Вот бы Жубаржат иногда заглядывала в гости, но отец не позволяет ей выходить из дому, да и где ей взять время? Теперь на Жубаржат готовка, уборка и все остальное, что раньше делала я. На руках младенец, и думаю, скоро она снова будет в тягости. Одна надежда на родник. На такой большой дом, как у Джамалутдина, требуется много воды, поэтому придется ходить за ней по два раза в день, если не чаще. Можно сговориться с Жубаржат видеться там. Нам хватит и десяти минут, пока ждем своей очереди за водой, чтобы поделиться новостями.
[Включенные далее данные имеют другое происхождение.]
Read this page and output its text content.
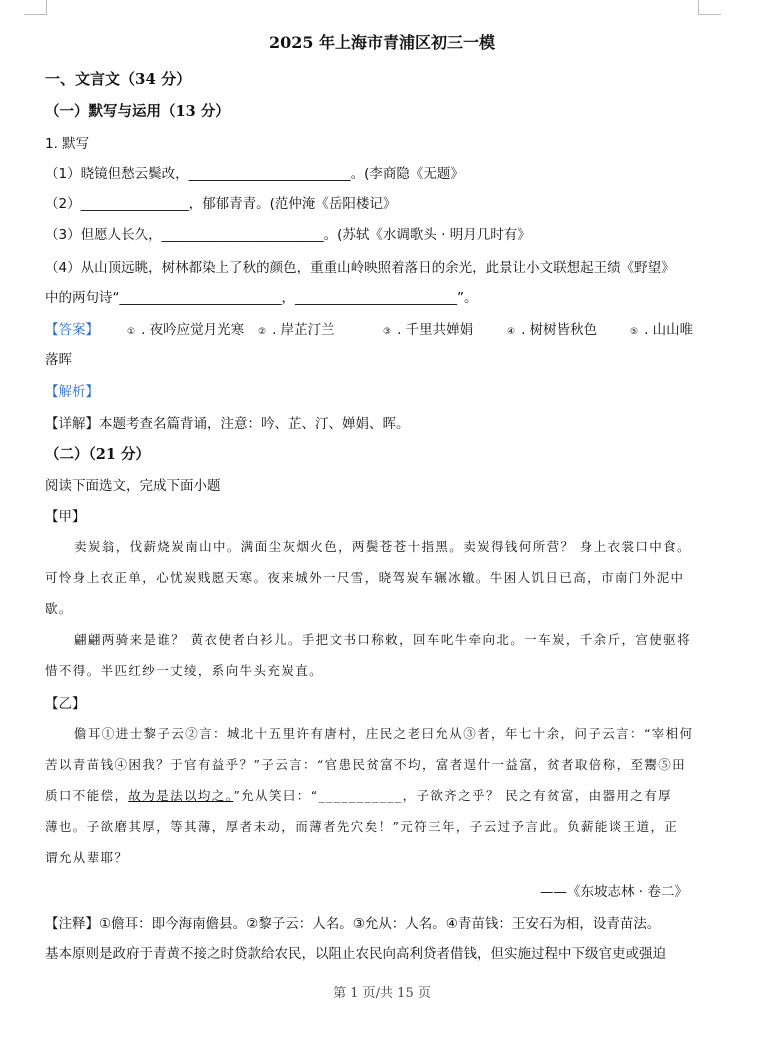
2025 年上海市青浦区初三一模
一、文言文（34 分）
（一）默写与运用（13 分）
1. 默写
（1）晓镜但愁云鬓改，________________________。(李商隐《无题》
（2）________________，郁郁青青。(范仲淹《岳阳楼记》
（3）但愿人长久，________________________。(苏轼《水调歌头 · 明月几时有》
（4）从山顶远眺，树林都染上了秋的颜色，重重山岭映照着落日的余光，此景让小文联想起王绩《野望》
中的两句诗“________________________，________________________”。
【答案】	① . 夜吟应觉月光寒 ② . 岸芷汀兰	③ . 千里共婵娟	④ . 树树皆秋色	⑤ . 山山唯
落晖
【解析】
【详解】本题考查名篇背诵，注意：吟、芷、汀、婵娟、晖。
（二）（21 分）
阅读下面选文，完成下面小题
【甲】
卖炭翁，伐薪烧炭南山中。满面尘灰烟火色，两鬓苍苍十指黑。卖炭得钱何所营？ 身上衣裳口中食。
可怜身上衣正单，心忧炭贱愿天寒。夜来城外一尺雪，晓驾炭车辗冰辙。牛困人饥日已高，市南门外泥中
歇。
翩翩两骑来是谁？ 黄衣使者白衫儿。手把文书口称敕，回车叱牛牵向北。一车炭，千余斤，宫使驱将
惜不得。半匹红纱一丈绫，系向牛头充炭直。
【乙】
儋耳①进士黎子云②言：城北十五里许有唐村，庄民之老曰允从③者，年七十余，问子云言：“宰相何
苦以青苗钱④困我？于官有益乎？”子云言：“官患民贫富不均，富者逞什一益富，贫者取倍称，至鬻⑤田
质口不能偿，故为是法以均之。”允从笑曰：“___________，子欲齐之乎？ 民之有贫富，由器用之有厚
薄也。子欲磨其厚，等其薄，厚者未动，而薄者先穴矣！”元符三年，子云过予言此。负薪能谈王道，正
谓允从辈耶？
——《东坡志林 · 卷二》
【注释】①儋耳：即今海南儋县。②黎子云：人名。③允从：人名。④青苗钱：王安石为相，设青苗法。
基本原则是政府于青黄不接之时贷款给农民，以阻止农民向高利贷者借钱，但实施过程中下级官吏或强迫
第 1 页/共 15 页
От зноя, сытной еды и переживаний прошедшей ночи клонит в сон. Я бы с радостью прилегла хоть на полчаса. Странно, когда я жила в родительском доме, такие мысли никогда не приходили мне в голову, даже когда я валилась с ног от усталости. Знала: если отец увидит прохлаждающейся, в живых мне оставаться недолго. В новом доме тоже нельзя расслабляться. Вряд ли Расима-апа позволит отдыхать, с таким-то хозяйством, тем более Агабаджи не может работать в полную силу. Я хочу, чтобы скорее закончились свадебные торжества и началась обычная жизнь, с установленными для каждого члена семьи обязанностями. Я готова работать так же, как работала в доме отца, и даже больше, лишь бы избежать обвинения в лености, ведь это второй по тяжести грех после бесплодия, за который молодую жену могут вернуть отцу.

Солнце клонится к закату, жара спадает. Женщины перестают подносить к столам еду, да никто и не может больше есть. Даже молодежь перестала танцевать, и Зарема с Зарифой чинно сидят рядом с матерью. Сегодня они вернутся в Махачкалу. У дяди Ихласа работа, которую он не может оставлять надолго. Я знаю, что в следующий раз увижусь с тетей Мазифат только на большом семейном празднике. Надеюсь, Зарема в скором времени выйдет замуж. Тогда и я смогу погулять на ее свадьбе.

Если, конечно, мне позволят поехать.

4

Уже неделя, как я замужем. Всего семь дней прошло с никаха, а мне кажется, будто целая вечность. Тут все чужое, и надо привыкать к новым порядкам и людям в доме. Первое время я ходила, будто во сне, постоянно все путала, мешкала с поручениями Расимы-апа и заработала от нее несколько обидных прозвищ, одно из которых – «нерасторопная лентяйка». Меня не отпускал страх, что я сделаю что-нибудь не то, или отвечу без должной почтительности, или еще как-нибудь провинюсь. Но постепенно все стало налаживаться, и теперь я боюсь уже не так сильно, даже начинаю находить маленькие радости в замужней жизни.

Дом Джамалутдина куда больше, чем дом отца, и поделен на две половины, на каждую из которых ведет свой вход. Мужская половина для Джамалутдина и его сыновей, женская – для Расимы-апа, Агабаджи, а теперь и для меня. На каждой половине своя уборная и комната для омовений, а кухня только на женской. Еще на нашей половине есть зала для гостей, куда могут приходить женщины, чтобы выпить чаю, почитать Коран или просто поговорить. В основном, конечно, приходят к Расиме-апа. Соседки целыми днями сидят на кушетках, болтают и смеются, а меня посылают на кухню за новой порцией чая и сладостей. Но я рада, когда у Расимы-апа гостьи. Тогда она не следит за каждым моим шагом, не обзывается и не раздает поручения. Тогда она ласковая, называет меня доченькой. Но едва за последней гостьей закрывается дверь, зло выбирается из нее, как подошедшее тесто из кастрюли.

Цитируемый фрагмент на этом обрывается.